Let's Vote and Go Home: How to Run an Effective, Efficient Meeting

In my work life, staff meetings often involve one or two long-winded colleagues telling war stories while the rest of us feel like POWs. At meetings for one volunteer gig, we’d advance an issue nearly to completion…and then stop just short of resolution.

I became the master of excuses why I couldn’t make the meetings (but that’s a story for another day). Here’s what I wish my editors and board chairman had known.

Before the meeting, make an agenda. Don’t waste more time by having people read reports during the meeting. Instead, provide the minutes, the agenda and any supporting documents to all team members in advance so they can digest them beforehand.

Start on time. Don’t reward latecomers by waiting on them. Waiting is unfair to those who made the effort to be on time. People will be more likely to on time if they know you’ll start with those present. Arriving late to find out a meeting hasn’t even started provides no incentive to arrive promptly next time.

Respect everyone’s time. Schedule all items related to one team consecutively so that team can leave early or, with approval, arrive later. If one person must come to the meeting only to present one five-minute report, don’t schedule that person at the end and make her suffer, er, sit, through the entire meeting. Respect her time and schedule her at the beginning and allow her to go home to her husband, daughter, favorite novel or all three.

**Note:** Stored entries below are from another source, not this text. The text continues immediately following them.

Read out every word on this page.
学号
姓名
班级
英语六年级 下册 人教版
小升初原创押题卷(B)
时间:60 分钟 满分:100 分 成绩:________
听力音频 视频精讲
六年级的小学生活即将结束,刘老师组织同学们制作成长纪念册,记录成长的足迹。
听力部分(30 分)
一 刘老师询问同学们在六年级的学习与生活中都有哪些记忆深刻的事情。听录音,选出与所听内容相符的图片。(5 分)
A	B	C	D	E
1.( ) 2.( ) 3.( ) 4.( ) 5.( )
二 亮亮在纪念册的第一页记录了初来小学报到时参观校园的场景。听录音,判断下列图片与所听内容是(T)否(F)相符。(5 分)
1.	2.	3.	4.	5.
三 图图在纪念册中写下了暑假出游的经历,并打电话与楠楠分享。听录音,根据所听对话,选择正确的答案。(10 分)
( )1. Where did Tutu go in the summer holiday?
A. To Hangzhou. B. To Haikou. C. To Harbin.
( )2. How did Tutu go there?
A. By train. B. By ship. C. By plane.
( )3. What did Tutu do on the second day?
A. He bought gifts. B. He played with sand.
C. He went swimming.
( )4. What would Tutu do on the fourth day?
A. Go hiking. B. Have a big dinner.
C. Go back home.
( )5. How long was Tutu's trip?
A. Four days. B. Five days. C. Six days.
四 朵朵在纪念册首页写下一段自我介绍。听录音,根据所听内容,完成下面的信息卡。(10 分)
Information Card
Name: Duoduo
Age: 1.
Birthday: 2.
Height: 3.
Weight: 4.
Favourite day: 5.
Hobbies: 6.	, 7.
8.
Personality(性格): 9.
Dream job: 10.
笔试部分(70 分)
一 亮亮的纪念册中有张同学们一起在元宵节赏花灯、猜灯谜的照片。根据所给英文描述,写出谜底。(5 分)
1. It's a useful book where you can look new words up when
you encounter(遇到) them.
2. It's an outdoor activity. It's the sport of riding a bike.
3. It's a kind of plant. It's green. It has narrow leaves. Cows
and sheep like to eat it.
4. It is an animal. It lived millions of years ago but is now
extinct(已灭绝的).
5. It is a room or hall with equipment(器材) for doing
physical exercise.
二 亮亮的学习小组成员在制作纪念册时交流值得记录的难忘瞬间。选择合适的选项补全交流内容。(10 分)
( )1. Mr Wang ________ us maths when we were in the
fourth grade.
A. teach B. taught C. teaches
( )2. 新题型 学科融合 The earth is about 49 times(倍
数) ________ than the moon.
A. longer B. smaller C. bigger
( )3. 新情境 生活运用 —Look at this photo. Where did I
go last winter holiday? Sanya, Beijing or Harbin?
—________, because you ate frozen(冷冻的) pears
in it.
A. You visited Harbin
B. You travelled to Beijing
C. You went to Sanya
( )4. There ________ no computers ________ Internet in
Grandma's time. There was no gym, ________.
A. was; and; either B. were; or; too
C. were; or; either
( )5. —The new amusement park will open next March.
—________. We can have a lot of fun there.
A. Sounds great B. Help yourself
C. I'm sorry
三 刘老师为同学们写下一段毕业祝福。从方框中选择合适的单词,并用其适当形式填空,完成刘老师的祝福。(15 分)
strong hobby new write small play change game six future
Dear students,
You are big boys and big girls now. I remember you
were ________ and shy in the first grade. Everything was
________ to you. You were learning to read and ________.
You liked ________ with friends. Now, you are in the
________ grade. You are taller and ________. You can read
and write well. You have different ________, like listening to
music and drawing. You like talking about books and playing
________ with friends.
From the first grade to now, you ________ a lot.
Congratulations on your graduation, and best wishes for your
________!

End on time. Set the length of the entire meeting and for each agenda item to help keep everyone on track. If one item is going past its allotted time, call for a vote or table the item until the next meeting and allow more time. Remind a long-winded speaker of the time limit for his agenda item. Another trick: when that verbose talker says something vaguely on-topic, cut in with, “That’s interesting. Hey Don, do you think that’s a good idea?” Hear another opinion, then move on. Schedule meetings right before lunch to provide extra incentive to be quick. If necessary, use an inanimate third party—a timer—to let speakers know when they have one minute left to speak. “Sorry John, the timer says you need to wrap it up!”

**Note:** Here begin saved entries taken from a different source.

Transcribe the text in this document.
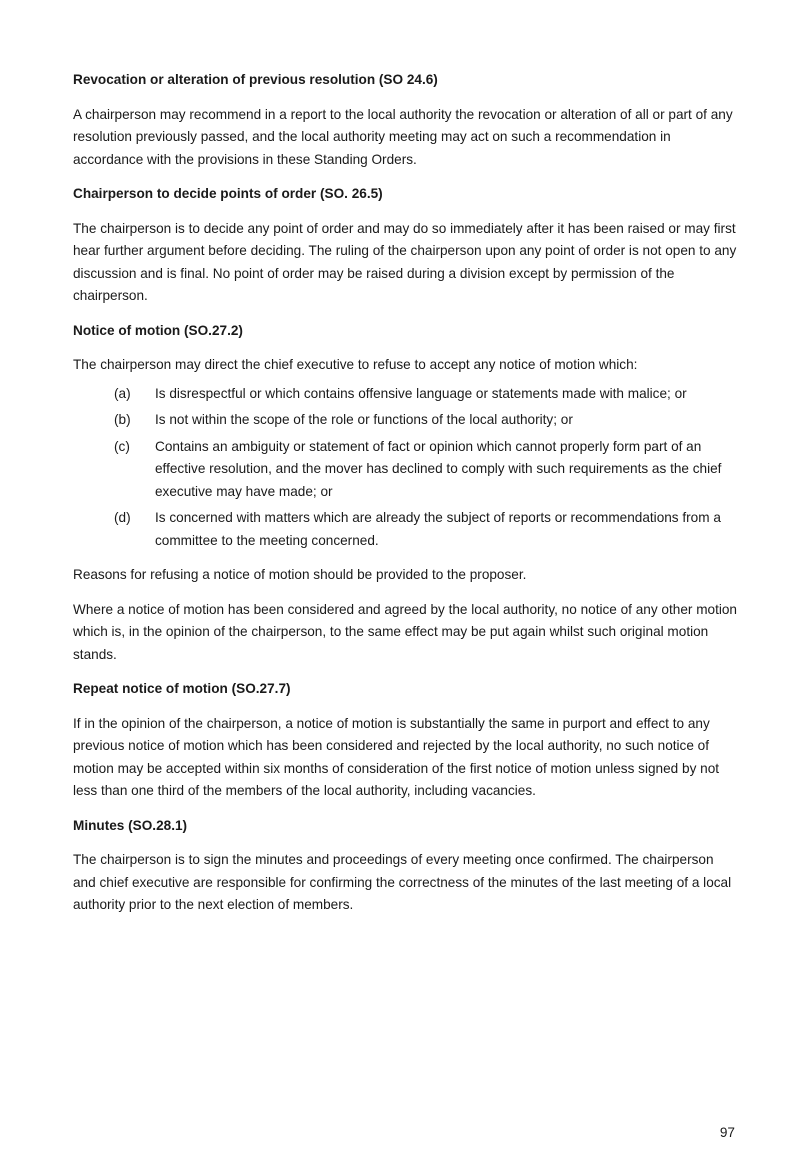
Revocation or alteration of previous resolution (SO 24.6)

A chairperson may recommend in a report to the local authority the revocation or alteration of all or part of any resolution previously passed, and the local authority meeting may act on such a recommendation in accordance with the provisions in these Standing Orders.

Chairperson to decide points of order (SO. 26.5)

The chairperson is to decide any point of order and may do so immediately after it has been raised or may first hear further argument before deciding. The ruling of the chairperson upon any point of order is not open to any discussion and is final. No point of order may be raised during a division except by permission of the chairperson.

Notice of motion (SO.27.2)

The chairperson may direct the chief executive to refuse to accept any notice of motion which:

(a)	Is disrespectful or which contains offensive language or statements made with malice; or
(b)	Is not within the scope of the role or functions of the local authority; or
(c)	Contains an ambiguity or statement of fact or opinion which cannot properly form part of an effective resolution, and the mover has declined to comply with such requirements as the chief executive may have made; or
(d)	Is concerned with matters which are already the subject of reports or recommendations from a committee to the meeting concerned.

Reasons for refusing a notice of motion should be provided to the proposer.

Where a notice of motion has been considered and agreed by the local authority, no notice of any other motion which is, in the opinion of the chairperson, to the same effect may be put again whilst such original motion stands.

Repeat notice of motion (SO.27.7)

If in the opinion of the chairperson, a notice of motion is substantially the same in purport and effect to any previous notice of motion which has been considered and rejected by the local authority, no such notice of motion may be accepted within six months of consideration of the first notice of motion unless signed by not less than one third of the members of the local authority, including vacancies.

Minutes (SO.28.1)

The chairperson is to sign the minutes and proceedings of every meeting once confirmed. The chairperson and chief executive are responsible for confirming the correctness of the minutes of the last meeting of a local authority prior to the next election of members.

97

Determine if comments are relevant. At one Board of Supervisors’ regular meeting in a Virginia county, the public comment time at the beginning of each meeting typically brings gadflies to talk about national issues the board has little or no control over—such as the United Nations and the Second Amendment.

Avoid wasting time on the same topic year after year. Every year, one large volunteer group board debated whether to hold a banquet honoring older members. And every year, the same issues related to the banquet came up as experienced board members rotated off the board and new board members rotated on. It would have saved time to present in advance supporting information that listed the pros, cons and previous year’s talking points.

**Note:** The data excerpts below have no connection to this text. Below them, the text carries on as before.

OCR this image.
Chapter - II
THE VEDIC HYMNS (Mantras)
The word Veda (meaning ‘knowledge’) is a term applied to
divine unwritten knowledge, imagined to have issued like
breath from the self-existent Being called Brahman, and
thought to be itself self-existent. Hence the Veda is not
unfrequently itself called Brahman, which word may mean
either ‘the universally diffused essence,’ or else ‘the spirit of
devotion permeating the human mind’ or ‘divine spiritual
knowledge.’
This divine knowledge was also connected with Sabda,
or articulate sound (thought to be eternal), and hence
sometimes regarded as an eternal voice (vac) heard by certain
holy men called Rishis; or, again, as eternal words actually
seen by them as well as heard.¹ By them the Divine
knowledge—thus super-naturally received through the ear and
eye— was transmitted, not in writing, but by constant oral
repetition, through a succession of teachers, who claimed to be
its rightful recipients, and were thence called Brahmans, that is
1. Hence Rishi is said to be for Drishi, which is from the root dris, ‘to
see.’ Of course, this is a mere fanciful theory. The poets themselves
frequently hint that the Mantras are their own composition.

Set the tone. As a team leader, be tactful, gentle and calm. Respect everyone equally. People will notice if some attendees get special treatment while others are ignored. Don’t take things personally or get defensive. You will have to make tough calls—leave the emotions at home.

Think collaboratively. Don’t dominate the meeting or allow others to dominate. Ask for comments from those who haven’t spoken yet. Some people need encouragement to share their thoughts.

Special touches work. Use humor to get people’s attention and communicate tough ideas. Express appreciation genuinely and appropriately.

If the leader is the problem, that’s tough. You can always send him the link to this story—or to be anonymous, cut it out and leave it in her inbox.